Well, here we are, several centuries into the Age of Enlightenment, with millions of educated Earthlings doubting the scientific consensus that humans are affecting the amount of atmospheric carbon dioxide. Even conceding that global warming (if thermometers are not also conspiring) might be but one of a series of fluctuations over the eons doesn’t negate the measured accumulation of greenhouse gases, rising temperatures, and measured sea level rises.
But for the sake of simplicity, if not our sanity, let’s assume human history and scientific research isn’t an endless series of conspiracies. Histories written by victors, perhaps, but…
So over coffee my pal reminisced.
Some loonies say that we never went to the moon and it was all done on a sound stage. Unfortunately for them, I was there at the time and if the Yanks pulled off a con like that, all I can say is that they were very clever – especially how they got the signal into the Parkes Radio Telescope by pointing it directly at the moon.
I expect that they would have had to pay off a lot of PMG (later Telecom Australia) employees to perpetrate their con. I don’t remember being paid off at the time.
I do remember that NASA wanted use of both terrestrial links from Parkes to the Moree earth station in 1969. This left the ABC with no way to get programmes to their regional transmitters so they had to send outside broadcast (OB) vans to mountaintops to get the national programme around. I recall that they had one set up at Somersby (near Gosford, NSW).

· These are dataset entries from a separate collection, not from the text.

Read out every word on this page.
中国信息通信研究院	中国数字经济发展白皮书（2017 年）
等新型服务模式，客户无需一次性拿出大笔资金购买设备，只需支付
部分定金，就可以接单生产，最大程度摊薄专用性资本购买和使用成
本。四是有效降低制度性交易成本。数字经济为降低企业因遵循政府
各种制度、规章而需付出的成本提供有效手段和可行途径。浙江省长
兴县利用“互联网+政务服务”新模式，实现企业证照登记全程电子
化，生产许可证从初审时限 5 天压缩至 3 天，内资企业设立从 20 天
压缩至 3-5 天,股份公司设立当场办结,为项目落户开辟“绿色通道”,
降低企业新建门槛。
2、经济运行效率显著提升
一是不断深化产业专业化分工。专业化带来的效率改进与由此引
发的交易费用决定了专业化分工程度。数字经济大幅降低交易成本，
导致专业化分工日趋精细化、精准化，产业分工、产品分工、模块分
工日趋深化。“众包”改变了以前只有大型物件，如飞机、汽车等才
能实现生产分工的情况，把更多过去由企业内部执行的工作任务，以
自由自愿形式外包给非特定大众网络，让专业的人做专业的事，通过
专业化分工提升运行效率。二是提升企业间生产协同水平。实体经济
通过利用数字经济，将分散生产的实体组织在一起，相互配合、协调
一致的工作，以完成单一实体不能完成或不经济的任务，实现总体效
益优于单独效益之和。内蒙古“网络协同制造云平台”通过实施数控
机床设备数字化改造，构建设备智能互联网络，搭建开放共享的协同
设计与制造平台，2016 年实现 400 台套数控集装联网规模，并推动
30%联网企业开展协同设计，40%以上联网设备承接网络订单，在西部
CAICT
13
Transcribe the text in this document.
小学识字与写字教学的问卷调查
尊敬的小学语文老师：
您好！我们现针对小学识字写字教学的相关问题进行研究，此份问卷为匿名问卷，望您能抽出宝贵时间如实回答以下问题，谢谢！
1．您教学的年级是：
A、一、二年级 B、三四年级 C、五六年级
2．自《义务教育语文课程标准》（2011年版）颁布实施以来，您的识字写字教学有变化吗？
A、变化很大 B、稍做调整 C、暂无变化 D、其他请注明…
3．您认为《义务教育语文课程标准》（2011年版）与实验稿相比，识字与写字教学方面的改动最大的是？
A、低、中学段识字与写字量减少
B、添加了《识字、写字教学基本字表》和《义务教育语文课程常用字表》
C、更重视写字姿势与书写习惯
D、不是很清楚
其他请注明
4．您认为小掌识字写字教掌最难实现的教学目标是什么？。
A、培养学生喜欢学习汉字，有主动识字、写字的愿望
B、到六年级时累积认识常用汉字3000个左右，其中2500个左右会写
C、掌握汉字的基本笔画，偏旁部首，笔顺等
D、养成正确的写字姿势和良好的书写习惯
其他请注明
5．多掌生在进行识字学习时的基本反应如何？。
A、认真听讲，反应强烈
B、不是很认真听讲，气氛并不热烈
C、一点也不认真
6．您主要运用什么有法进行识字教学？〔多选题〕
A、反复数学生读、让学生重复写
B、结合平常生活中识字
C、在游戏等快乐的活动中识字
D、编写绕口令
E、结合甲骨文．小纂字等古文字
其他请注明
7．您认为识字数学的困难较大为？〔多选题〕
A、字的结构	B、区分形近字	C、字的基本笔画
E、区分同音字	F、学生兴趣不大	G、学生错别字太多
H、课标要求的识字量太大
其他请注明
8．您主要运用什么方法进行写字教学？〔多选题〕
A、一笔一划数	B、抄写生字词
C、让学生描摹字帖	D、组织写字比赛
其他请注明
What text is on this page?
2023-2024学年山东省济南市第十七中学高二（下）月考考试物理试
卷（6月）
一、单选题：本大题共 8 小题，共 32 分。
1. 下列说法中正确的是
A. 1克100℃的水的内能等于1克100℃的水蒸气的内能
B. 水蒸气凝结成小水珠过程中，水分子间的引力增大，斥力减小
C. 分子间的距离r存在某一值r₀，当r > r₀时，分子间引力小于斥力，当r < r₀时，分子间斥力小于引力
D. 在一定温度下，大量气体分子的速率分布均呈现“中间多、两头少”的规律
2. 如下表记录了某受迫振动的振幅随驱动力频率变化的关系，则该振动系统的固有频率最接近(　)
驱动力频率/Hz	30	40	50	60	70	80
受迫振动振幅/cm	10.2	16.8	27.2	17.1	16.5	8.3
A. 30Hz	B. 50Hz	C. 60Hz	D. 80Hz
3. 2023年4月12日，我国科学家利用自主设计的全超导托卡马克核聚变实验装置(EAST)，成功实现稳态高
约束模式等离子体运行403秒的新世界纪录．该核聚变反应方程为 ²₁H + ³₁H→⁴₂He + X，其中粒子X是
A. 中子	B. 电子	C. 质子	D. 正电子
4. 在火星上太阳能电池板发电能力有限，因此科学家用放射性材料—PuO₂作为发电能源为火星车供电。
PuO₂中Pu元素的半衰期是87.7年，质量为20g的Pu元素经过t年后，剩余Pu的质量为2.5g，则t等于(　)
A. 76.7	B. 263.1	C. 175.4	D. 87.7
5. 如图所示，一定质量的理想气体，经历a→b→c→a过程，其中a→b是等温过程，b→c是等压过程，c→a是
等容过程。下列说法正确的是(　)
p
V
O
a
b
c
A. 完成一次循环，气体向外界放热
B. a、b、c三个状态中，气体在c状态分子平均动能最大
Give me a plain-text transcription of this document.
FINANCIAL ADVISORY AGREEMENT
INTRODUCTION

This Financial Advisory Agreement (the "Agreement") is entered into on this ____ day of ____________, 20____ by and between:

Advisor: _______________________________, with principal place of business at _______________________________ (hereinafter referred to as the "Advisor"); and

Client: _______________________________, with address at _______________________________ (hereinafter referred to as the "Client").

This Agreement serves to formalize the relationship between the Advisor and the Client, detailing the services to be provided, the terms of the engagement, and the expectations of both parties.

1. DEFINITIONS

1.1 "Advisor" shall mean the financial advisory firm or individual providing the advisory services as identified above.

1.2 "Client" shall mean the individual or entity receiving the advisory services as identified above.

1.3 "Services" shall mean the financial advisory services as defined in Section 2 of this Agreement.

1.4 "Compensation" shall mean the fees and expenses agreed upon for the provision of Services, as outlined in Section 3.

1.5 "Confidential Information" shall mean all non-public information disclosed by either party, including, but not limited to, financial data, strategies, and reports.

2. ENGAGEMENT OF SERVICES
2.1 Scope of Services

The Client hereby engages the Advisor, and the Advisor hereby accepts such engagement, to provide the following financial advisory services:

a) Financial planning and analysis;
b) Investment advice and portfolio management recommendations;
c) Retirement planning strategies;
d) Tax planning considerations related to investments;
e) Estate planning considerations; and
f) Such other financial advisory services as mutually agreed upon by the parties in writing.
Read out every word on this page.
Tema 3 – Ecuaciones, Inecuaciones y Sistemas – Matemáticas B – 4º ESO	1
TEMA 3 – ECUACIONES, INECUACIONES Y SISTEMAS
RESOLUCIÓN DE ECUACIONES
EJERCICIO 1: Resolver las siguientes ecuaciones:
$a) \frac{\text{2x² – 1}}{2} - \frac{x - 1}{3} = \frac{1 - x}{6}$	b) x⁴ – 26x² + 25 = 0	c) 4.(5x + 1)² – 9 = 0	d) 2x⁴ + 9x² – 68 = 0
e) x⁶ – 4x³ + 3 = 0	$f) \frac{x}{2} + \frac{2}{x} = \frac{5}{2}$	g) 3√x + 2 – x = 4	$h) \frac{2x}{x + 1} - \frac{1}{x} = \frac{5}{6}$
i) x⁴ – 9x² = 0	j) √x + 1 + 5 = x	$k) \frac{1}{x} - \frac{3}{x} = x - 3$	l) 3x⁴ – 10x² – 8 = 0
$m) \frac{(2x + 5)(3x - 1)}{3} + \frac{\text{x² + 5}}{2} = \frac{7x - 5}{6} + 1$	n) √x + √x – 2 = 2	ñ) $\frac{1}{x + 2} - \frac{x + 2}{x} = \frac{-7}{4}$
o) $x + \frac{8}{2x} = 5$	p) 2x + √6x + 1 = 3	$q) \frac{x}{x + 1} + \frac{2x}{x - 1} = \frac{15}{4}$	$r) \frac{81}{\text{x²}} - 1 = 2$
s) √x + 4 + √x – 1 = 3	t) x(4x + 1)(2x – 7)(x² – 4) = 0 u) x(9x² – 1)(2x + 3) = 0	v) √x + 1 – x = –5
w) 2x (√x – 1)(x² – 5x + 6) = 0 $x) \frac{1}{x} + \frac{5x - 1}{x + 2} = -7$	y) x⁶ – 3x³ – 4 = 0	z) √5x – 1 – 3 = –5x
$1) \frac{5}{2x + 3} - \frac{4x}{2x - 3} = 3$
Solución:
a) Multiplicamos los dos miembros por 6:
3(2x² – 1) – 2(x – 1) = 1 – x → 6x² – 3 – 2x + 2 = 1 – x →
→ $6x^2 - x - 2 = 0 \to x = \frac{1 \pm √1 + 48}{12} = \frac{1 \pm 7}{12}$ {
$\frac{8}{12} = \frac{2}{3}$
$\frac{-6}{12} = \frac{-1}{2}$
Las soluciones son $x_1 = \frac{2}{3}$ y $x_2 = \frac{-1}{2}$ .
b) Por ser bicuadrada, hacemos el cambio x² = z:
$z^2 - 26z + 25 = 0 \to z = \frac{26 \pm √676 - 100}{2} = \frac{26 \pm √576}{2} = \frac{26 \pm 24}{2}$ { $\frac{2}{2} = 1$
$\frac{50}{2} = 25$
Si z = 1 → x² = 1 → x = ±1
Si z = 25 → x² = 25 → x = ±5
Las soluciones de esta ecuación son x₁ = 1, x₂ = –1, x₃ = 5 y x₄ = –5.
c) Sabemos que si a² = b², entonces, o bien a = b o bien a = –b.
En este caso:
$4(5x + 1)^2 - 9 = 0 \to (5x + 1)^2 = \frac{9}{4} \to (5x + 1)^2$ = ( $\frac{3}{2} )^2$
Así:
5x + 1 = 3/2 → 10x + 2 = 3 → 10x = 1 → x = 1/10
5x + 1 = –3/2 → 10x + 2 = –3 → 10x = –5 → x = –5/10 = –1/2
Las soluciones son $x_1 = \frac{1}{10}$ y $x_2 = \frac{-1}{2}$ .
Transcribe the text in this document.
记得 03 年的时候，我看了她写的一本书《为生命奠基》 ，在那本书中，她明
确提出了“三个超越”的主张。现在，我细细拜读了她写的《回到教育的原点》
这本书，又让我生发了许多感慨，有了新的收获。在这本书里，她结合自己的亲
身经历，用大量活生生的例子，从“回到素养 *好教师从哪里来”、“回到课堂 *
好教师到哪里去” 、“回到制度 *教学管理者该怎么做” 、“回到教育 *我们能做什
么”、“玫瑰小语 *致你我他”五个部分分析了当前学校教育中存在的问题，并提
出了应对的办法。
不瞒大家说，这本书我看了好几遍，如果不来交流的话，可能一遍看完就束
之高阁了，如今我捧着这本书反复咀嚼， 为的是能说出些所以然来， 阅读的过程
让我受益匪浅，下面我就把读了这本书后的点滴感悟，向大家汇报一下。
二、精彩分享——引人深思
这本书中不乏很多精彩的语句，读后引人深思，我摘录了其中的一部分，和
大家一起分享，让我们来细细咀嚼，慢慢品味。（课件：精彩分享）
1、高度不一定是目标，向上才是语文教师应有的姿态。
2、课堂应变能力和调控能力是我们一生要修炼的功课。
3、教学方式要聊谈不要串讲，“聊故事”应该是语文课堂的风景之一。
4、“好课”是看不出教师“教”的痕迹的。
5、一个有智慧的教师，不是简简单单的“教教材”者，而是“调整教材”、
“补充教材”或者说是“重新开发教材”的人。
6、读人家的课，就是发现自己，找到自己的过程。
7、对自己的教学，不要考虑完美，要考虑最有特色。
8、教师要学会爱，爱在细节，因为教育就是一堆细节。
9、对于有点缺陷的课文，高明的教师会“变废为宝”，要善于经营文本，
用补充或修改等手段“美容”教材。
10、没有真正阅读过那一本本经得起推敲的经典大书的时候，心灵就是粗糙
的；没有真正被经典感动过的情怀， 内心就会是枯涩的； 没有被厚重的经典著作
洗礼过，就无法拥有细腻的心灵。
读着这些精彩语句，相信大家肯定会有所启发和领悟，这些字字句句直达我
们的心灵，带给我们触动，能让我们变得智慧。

Somehow, it all worked fine.
Coincidentally the off-air pictures from channel 2 (ABN Sydney) were very good at the time. We could have put them to air – and Middle Brother Mountain (near Taree, NSW) TV on channel 6 was getting a perfect picture from channel 5 Sugarloaf (that was before it was changed to 5A in 1975). After 5A, the Middle Brother off air receiver was useless because 5A Wollongong came in at about the same signal strength as Newcastle. Though both had the same programme, they arrived at different times (about half a line apart) – speed of light and all that – so the pictures were useless.
When NASA was controlling the links, I watched two different feeds on both links from Parkes. They were in 525 horizontal lines standard. It was the first time our Marconi monitors had to switch to 525 (in Australia, the television standard was PAL 625 lines). They worked fine.
The pictures from Tidbinbilla Tracking Station were a bit noisy when Armstrong started down the ladder, but when the Parkes telescope locked on and the signal to the U.S. switched to that, the pictured cleaned up beautifully (it’s a big telescope).
The pictures from the moon that I saw looked much better than the later recordings we see. I’m sure it suffered in the analogue link on the satellite to the U.S. and the standards conversion (which was also analogue at the time). All in glorious black and white of course. The original pictures in 525 didn’t have any long-term streaking and the resolution was much better than on recordings we see now.
Like I said, if all that was rigged in 1969, it was very cleverly done. It certainly fooled me.
And how did they get those moon pictures into the Parkes telescope right under the noses of the scientists and PMG’s staff at Parkes?